Teachers’ Statement on School Fire in Zahedan: Hold Corrupt Officials Accountable

A group of teachers, in protest of the lack of safe and standard schools in Iran, issued a statement calling for the trial of those responsible for the recent tragic school fire in Zahedan.
Teachers issued a statement in which they expressed condolences to the families of students killed in the school fire in Zahedan, protested the lack of safe and standard schools in the country, and called for action against those responsible for this tragic incident.
The Osve Hasaneh private girls’ kindergarten and elementary school in Zahedan caught fire at 9 a.m. on December 18. Iranian domestic media reported that the cause of the fire was the use of an oil lamp to heat one of the classrooms.
As a result of this incident, Mona Khosrowparvast, Saba Arabi, Yekta Mirshekari, and Maryam Nokandi, four first-grade elementary school students, died from severe burns.
Following this incident, a group of teachers issued a statement that has been signed by over 1,400 people so far, declaring: “The fire that is burning the lives of our loved ones from Shinabad to Zahedan today is the product of years of neglect of education by these very factions of power that take turns holding power. It is the result of the actions of all factions of the ruling system. It is the result of the actions of those who have completely privatized all pre-school centers and are trying to extend their anti-educational and monetization policies to the rest of the public education sector.”

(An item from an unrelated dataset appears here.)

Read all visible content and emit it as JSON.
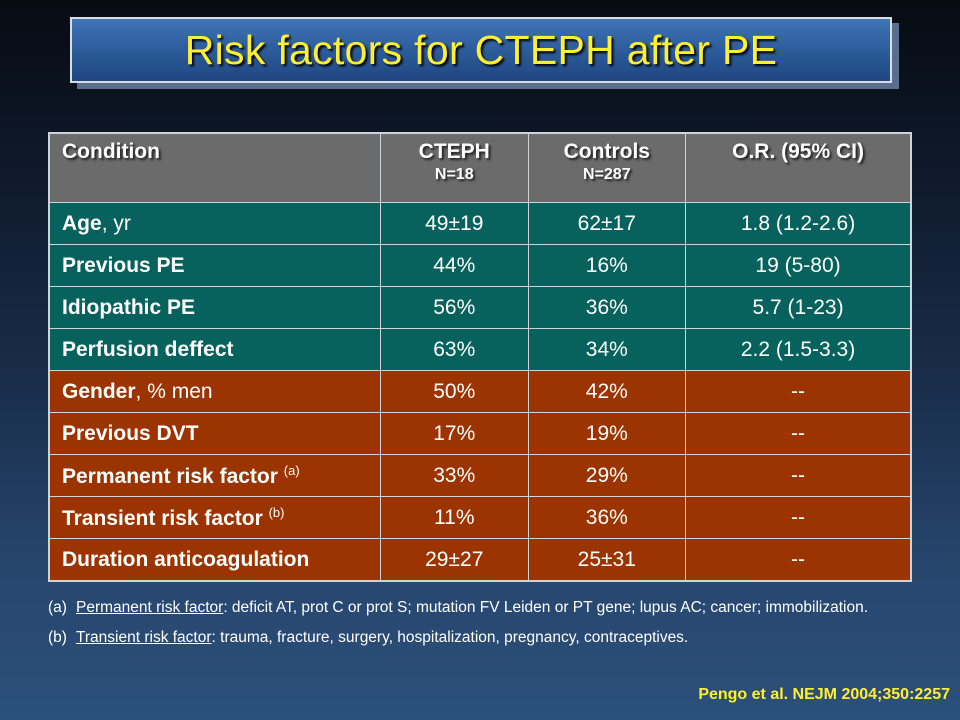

Also, in another section of this statement, referring to the recent suppression and arrest of teachers in Iran, it was written about the Zahedan school fire incident: “Today, when incompetent officials need to be brought to trial, the teacher and principal of Osve Hasaneh school are arrested to cover up the matter.”
According to this statement, teachers have been demanding an increase in the budget and share of education and training since 2016 with 140,000 signatures to secure schools, and have repeatedly announced their demands to the government, parliament, and the judiciary.
The signatories of the recent statement called for the trial of those responsible for the tragic Zahedan school fire and declared that solutions such as “covering up problems,” “fabricating cases,” and “intimidating” and “imprisoning” justice-seeking teachers are not the solution. “It is time to audit the files of guilty and corrupt officials.”
School fires in Iran are not unprecedented. Previously, unsafe heating devices in Iranian schools have caused incidents.
In December 2012, a girls’ elementary school in the village of Shinabad in Piranshahr, located in West Azerbaijan Province, caught fire. In that incident, two of the 29 girl students who suffered burns died. Twelve others suffered serious and permanent physical and psychological consequences. A year before that, three students died in a fire at a girls’ high school dormitory in Chabahar.
Iran’s education minister said last year that more than 40 percent of schools in the country do not have safe heating systems.